Now, Samson was a Nazarite. This is not to be confused with a Nazarene. A Nazarene was someone from Nazareth like Jesus Christ (who was sometimes referred to as “the Nazarene”). A Nazarite was someone who took the Nazaritic vow found in Numbers chapter 6, which meant they would abstain from the following: drinking wine or any similar drink, cutting their hair, coming into contact with anything dead. Many people remember Samson’s incident with Delilah and declare this his downfall; however, Samson actually backslid on his Nazaritic oath long before Delilah.

In Judges 14, we see Samson secretly killing a lion in verse 6, but being careful not to tell his mother and father what he had done later. I wonder why? Well, the Bible stresses that Samson had “nothing in his hand” and that it was the overwhelming “spirit of the Lord” that came over Samson to give him this kind of strength. Afterward, in verse 8, when he is going back to get his fiancé, he sees the carcass of the lion laying there with a swarm of bees surrounding some honey. Then the rest is told in 14:9: “He scooped out the honey with his hands and ate as he went along. When he rejoined his parents, he gave them some, and they too ate it. But he did not tell them that he had taken the honey from the lion’s carcass.” (NIV) Whoa! Wait a minute! So, Samson literally killed something, and then after he had caused the death, he actually went back and willfully, voluntarily reached into the dead carcass of it just because a sweet morsel caught his eye!?!  Here is the crux of the story.

God had given Samson super-human powers that he would not have otherwise had in order to slay something that was upon him and meant him harm. The Bible compares Satan to a “roaring lion looking for someone to devour.” (1 Peter 5:8 NIV) How many times have we had some hidden sin, or some consuming lust or sick behavior that we could not shake, but by the grace and mercy of the Lord, he allows us to conquer it bare-handedly? But, then what do we do next? We reenact what Samson did; we go back to that which God has helped us to slay, and we reach back into that dead carcass to stir it up again! Let a dead dog stay dead! Why did Samson do this? And, why do we do this all the time? We often rekindle an old sin because something sweet or tasty has brought our attention back to it.

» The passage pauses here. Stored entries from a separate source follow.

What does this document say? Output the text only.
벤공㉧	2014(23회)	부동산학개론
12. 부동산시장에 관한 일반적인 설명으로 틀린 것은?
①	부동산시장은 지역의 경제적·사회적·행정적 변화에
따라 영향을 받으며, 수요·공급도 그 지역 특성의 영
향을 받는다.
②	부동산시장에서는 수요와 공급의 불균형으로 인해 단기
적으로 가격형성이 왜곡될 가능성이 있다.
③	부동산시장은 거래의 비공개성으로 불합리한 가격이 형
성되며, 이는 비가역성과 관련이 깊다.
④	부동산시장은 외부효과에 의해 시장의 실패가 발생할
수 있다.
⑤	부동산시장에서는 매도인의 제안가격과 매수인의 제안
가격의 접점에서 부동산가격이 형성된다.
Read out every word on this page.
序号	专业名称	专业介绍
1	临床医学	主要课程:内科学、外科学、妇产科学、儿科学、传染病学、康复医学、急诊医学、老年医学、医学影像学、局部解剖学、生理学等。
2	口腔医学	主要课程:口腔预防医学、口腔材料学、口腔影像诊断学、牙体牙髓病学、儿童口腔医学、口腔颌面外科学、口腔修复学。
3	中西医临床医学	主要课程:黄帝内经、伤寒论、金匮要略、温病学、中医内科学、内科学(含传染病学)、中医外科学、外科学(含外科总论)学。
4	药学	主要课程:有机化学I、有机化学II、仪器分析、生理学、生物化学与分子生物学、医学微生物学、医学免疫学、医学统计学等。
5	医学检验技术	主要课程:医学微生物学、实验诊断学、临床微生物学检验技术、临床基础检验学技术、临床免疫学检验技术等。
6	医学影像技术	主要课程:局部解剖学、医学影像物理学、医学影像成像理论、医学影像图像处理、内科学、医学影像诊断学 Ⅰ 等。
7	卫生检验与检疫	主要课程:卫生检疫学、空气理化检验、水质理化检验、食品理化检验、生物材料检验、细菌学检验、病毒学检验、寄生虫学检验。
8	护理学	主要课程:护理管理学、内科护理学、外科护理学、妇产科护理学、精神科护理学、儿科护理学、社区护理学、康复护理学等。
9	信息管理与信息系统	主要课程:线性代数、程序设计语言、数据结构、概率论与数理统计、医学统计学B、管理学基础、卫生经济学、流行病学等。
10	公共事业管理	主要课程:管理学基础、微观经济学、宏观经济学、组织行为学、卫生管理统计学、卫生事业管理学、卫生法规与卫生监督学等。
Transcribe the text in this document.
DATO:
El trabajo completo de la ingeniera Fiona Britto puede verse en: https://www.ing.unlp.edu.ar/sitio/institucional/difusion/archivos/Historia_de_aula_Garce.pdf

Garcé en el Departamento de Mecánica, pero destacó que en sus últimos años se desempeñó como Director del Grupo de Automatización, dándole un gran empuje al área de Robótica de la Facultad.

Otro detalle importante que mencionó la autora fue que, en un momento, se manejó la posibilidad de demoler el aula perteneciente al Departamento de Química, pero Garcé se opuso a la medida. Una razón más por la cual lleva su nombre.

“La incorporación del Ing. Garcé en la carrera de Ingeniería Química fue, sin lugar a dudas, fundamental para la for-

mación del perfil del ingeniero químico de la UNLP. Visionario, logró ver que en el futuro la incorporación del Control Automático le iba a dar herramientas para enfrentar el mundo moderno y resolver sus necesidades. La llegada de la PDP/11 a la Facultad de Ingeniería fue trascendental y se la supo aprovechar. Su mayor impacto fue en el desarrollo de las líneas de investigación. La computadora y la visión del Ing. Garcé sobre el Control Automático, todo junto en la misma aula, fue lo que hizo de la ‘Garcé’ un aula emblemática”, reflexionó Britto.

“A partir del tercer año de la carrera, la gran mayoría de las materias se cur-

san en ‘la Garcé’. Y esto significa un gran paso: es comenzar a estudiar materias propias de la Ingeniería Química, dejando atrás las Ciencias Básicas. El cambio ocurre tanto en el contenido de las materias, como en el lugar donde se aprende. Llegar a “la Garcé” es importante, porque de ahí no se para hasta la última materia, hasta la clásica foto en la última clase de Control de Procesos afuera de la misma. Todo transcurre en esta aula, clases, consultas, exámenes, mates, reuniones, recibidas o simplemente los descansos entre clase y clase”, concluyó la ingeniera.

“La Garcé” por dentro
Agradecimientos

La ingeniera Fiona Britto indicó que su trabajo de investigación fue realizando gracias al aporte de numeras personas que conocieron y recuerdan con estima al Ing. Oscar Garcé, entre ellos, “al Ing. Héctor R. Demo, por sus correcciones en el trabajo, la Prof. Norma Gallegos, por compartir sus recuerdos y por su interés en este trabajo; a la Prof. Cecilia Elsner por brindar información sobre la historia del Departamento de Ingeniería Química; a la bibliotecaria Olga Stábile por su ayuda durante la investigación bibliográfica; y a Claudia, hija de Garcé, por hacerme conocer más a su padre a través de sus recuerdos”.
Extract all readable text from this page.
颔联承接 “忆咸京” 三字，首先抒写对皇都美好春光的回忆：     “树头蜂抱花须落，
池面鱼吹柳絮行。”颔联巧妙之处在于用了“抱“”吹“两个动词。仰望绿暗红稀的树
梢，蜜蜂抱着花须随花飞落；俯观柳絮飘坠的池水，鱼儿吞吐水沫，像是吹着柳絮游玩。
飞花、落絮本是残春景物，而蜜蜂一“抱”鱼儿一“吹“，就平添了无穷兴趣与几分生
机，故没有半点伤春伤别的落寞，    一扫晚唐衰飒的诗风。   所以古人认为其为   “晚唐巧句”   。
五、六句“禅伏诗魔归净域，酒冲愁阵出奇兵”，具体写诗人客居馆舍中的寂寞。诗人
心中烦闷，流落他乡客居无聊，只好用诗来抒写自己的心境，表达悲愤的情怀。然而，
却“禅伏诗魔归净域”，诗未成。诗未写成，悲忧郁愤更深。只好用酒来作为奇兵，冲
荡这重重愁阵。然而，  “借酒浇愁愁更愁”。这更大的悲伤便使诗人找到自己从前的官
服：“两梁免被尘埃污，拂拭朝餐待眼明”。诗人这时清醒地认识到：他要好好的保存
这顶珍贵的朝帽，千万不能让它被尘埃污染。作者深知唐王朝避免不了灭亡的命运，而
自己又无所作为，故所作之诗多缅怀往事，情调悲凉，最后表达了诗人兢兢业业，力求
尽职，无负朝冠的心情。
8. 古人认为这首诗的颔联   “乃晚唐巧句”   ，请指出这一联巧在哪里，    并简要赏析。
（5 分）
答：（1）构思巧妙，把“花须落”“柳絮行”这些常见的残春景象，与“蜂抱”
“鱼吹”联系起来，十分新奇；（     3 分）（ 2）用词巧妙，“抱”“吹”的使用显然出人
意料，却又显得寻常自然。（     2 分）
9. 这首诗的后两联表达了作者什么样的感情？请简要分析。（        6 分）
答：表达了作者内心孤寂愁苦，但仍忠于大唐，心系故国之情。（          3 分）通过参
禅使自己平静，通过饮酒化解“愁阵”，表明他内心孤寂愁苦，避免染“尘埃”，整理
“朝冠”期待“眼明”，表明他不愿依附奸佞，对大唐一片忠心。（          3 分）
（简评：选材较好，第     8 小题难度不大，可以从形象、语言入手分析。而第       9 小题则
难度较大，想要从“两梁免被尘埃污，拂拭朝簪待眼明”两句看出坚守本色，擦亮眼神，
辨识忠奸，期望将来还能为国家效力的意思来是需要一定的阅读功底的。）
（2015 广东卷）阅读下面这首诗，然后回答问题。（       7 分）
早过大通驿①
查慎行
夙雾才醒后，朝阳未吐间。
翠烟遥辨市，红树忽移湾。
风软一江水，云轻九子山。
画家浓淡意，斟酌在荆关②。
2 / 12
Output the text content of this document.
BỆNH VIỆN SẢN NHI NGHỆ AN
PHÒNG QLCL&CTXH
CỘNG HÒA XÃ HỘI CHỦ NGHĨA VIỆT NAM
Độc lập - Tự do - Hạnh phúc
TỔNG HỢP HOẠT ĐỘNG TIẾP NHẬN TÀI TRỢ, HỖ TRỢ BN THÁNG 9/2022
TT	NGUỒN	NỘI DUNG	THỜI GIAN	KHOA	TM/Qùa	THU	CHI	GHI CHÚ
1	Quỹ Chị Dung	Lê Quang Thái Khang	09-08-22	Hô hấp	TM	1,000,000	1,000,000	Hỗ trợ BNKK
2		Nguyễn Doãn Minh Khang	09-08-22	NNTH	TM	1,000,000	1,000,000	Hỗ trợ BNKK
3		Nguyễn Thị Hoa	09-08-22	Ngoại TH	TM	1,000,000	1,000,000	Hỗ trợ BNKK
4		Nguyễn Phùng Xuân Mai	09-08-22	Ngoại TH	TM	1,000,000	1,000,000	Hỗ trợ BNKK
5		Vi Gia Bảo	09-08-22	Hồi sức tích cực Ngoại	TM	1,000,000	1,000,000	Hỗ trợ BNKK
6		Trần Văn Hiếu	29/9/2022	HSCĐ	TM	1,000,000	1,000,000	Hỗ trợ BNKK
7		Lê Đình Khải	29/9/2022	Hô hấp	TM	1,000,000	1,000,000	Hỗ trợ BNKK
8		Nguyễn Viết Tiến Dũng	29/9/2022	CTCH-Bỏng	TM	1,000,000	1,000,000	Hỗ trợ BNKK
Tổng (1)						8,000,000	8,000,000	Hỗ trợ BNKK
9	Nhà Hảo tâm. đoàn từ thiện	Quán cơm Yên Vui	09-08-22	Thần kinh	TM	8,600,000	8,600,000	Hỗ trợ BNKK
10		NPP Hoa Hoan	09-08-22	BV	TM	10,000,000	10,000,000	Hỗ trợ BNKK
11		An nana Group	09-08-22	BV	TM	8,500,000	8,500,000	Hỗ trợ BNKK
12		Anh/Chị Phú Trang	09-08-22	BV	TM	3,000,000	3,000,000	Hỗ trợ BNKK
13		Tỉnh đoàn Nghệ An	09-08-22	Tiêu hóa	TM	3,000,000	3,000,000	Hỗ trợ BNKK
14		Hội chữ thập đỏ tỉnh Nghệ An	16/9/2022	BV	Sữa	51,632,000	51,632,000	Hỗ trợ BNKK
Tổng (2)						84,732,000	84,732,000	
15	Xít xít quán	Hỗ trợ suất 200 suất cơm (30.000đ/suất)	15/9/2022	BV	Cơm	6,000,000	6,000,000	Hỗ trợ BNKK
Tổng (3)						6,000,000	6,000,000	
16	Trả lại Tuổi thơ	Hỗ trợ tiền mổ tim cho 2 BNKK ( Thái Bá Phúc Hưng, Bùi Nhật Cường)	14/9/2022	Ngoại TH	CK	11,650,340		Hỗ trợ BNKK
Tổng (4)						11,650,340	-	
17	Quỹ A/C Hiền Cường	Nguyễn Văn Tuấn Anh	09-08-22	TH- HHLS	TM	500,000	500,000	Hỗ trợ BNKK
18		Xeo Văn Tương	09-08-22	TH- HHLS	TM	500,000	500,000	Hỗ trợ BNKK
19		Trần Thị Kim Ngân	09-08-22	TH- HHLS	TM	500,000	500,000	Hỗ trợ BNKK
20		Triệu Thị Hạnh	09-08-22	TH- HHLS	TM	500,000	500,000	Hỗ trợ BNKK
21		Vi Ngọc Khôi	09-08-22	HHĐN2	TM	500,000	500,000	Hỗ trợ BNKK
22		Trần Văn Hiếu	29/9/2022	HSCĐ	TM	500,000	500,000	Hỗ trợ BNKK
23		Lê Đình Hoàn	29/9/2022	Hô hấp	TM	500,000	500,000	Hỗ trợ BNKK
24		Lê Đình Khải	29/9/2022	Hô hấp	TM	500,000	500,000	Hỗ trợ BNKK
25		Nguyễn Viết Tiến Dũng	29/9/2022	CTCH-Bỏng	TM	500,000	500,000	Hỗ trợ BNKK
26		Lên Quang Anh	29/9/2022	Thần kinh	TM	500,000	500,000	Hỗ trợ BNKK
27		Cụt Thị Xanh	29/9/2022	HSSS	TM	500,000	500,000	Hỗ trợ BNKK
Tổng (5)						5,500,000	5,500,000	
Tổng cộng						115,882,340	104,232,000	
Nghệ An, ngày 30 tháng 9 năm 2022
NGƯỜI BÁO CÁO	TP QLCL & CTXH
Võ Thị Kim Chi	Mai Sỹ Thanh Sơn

Samson notices the sweet honeycomb with the buzzing bees surrounding it laying there in the dead carcass. Therefore, this causes his lust to overtake him, committing him to do an act that he knew was against God’s will. Often, we follow suit. Perhaps your sin is a pornographic site and you just couldn’t get away from it despite many attempts. God finally allows you the strength to conquer and slay your situation, but then you start wondering if any new material has been uploaded since your last visit. So, you re-visit it just out of curiosity. Do you know what the Bible says happens when we stir up old conquered sins? It’s pretty scary: read Luke 11:24-26.

Something interesting is revealed in this story too. Notice that Samson cannot just eat the fruit himself. He has to offer it to someone else. We don’t like to feel alone when we do things we know are wrong, do we? That’s why there are porn communities on the internet. So that we can justify our lusts of the flesh and feel that it’s alright – we are not alone. We like to have a sort of camaraderie for comfort when we do our deeds. Hence, Eve tempts Adam after biting the fruit, and St. Augustine went with friends to steal pears. Likewise, Samson offers the honey to his parents as well and does not tell them anything of where it came from. Sound eerily familiar? What we see here is a cycle. The duped become the dupers; the sick become the viruses themselves. For whatever reason, we do not like to suffer alone.

In conclusion, I would like to say this: whenever we pray to God to give us the strength to conquer some habit, sin, deeply rooted lust, etc., and he actually does what we pray for…let’s be careful not to go back and stir it up again later – no matter how sweet the forbidden fruit may seem. Remember: “Forbidden Fruit Creates Many Jams.”